Evolving pathophysiology of traumatic injury in unmyelinated axons (A). As established in the literature, the unmyelinated axon with a large axolemmal to cytoplasm ratio is easily susceptible to forces of injury. Panel B illustrates that along the axolemmal length, voltage sensitive sodium channels, sodium-calcium exchangers, and voltage sensitive calcium channels are found. In addition, note that in panel C, fine caliber unmyelinated axons that are typically less than 1 μ in diameter, contain primarily mitochondria that actually deform the axolemma, together with numerous microtubules distributed throughout the axoplasm (C and D).

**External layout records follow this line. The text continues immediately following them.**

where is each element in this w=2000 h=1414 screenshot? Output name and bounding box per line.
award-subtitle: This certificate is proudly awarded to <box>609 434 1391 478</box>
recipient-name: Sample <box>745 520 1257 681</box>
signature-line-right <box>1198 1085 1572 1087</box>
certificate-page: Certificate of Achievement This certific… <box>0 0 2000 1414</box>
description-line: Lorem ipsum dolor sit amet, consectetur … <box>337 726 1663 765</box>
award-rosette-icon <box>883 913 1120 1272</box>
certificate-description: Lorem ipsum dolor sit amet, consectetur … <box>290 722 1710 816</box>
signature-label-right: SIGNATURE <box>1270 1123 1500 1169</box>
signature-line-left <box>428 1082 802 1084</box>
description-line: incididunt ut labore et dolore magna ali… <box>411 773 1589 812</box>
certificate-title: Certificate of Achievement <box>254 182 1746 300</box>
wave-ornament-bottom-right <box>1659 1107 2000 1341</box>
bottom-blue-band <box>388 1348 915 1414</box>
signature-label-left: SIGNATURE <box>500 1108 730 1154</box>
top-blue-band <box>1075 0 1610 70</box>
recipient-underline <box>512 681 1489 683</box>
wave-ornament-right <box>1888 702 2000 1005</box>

With mild through moderate TBI, calcium dysregulation occurs (E), together with potential mitochondrial damage and microtubular disruption, all of which lead to impaired axonal transport and axonal swelling (F). Such swelling can occur either in isolation or as multiple varicosities (G and H). Again, over a relatively brief posttraumatic timeframe, this focal interruption in calcium ion homeostasis, microtubular stability, and mitochondrial integrity can lead to focal disconnection of the axon cylinder with the segment in continuity with its cell body of origin continuing to swell because of delivery of organelles and vesicles via a disruption in axonal transport (I) with the detached distal segment undergoing Wallerian change (J).